Keeping your feet healthy is a very important part of your diabetes management. There are lots of things you can do every day to take care of your feet and ensure that they stay healthy.
Shoes and socks
- Wear shoes at all times, whether you are indoors or outside.
- Look inside your shoes, and shake them out before putting them on. Tiny grains of dirt, sand or pebbles could be in your shoes, which can bother your feet.
- Look at the seams and linings of your shoes. If there are rips or tears anywhere, they could rub against your feet and cause blisters or sores.
- Don’t wear over-the-counter insoles: they can cause blisters or other wounds, if they are not the right fit for your feet.
- Always wear socks with your shoes, to help protect your feet.
- Check your socks for rips, tears or seams that may cause irritation.
- Change your socks at least once a day and especially after doing any physical activity, which can make feet sweat. It’s not a bad idea to change your socks whenever you change your shoes.
Caring for your toenails
- Soak your feet in lukewarm water to soften your toenails before trimming.
- Cut the nails straight across. Curved nails are more likely to become ingrown.
- Make sure the edge of each nail does not press into the skin of the next toe.
Heat and cold
- Avoid extreme cold and heat on your feet, as both will cause your skin to dry out. As well, if you have nerve damage in your feet, you may not be able to feel cold or heat properly and could risk injuring them.
- Don’t apply heat to your feet with a hot water bottle or electric blanket. You could scald or burn your feet without realizing it.
- Don’t soak your feet for long periods of time.
- Don’t take very hot baths.
- After bathing or showering, dry your feet thoroughly (especially between your toes).

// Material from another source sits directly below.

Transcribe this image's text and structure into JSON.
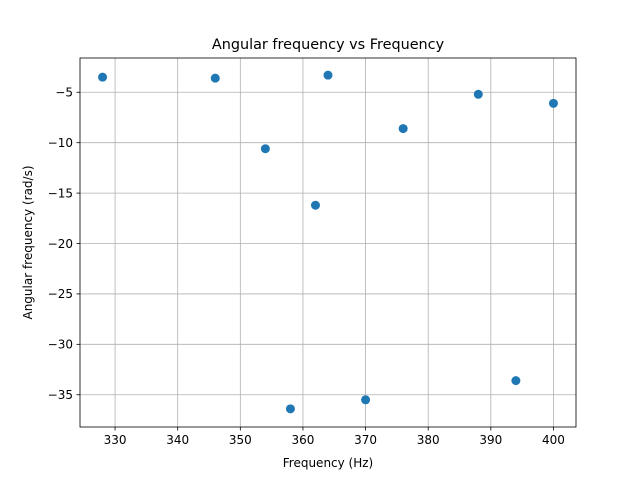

- Apply a thin layer of moisturizer to your feet. If there is any excess moisturizer left over on your feet, wipe it away.
- Don’t apply moisturizer between your toes. There’s enough moisture there already. Applying creams or lotions in this area could cause fungus to grow and cause an infection. As well, it could cause the skin to peel, and a wound could develop.
- Choose a moisturizer that does not contain any perfume or alcohol. These ingredients will dry out your skin.
Blisters and wounds
- If you get a blister, don’t be tempted to burst it, as this can lead to a painful infection.
- Clean any cuts or scratches with mild soap and water and cover with a bandage.
- Always seek medical attention immediately if you notice a wound on your foot.
- Don’t cut your own corns or calluses. This should always be done by a qualified healthcare professional.
- Don’t use over-the-counter medications to treat warts. These should always be treated by a qualified healthcare professional.
- Quit smoking, or don’t start! Smoking causes nerve damage, which can affect your hands and feet. Smoking reduces your blood circulation, specifically the amount of arterial blood that travels to your feet.
- As well, the nicotine contained in cigarettes causes your blood vessels to narrow, so less blood gets through to your legs and feet. Some studies have shown that even after smoking just one cigarette, blood flow to the toes is reduced for up to an hour.
- If you already have a wound on your foot, quitting smoking will improve the blood flow and help it heal.
- For information about quitting smoking, click here.
Beware of pedicures!
- For many people, visits to the nail salon are the norm. However, it is crucial that people with diabetes use caution when considering getting a salon pedicure. Infections such as warts, athlete’s foot and nail fungus can run wild in these environments. (In fact, communal areas such as public pools and gyms are also breeding grounds for infection.)
- Think twice before stepping into footbaths or whirlpools, as they can spread bacteria and cause a minor scrape or cut to develop into a wound.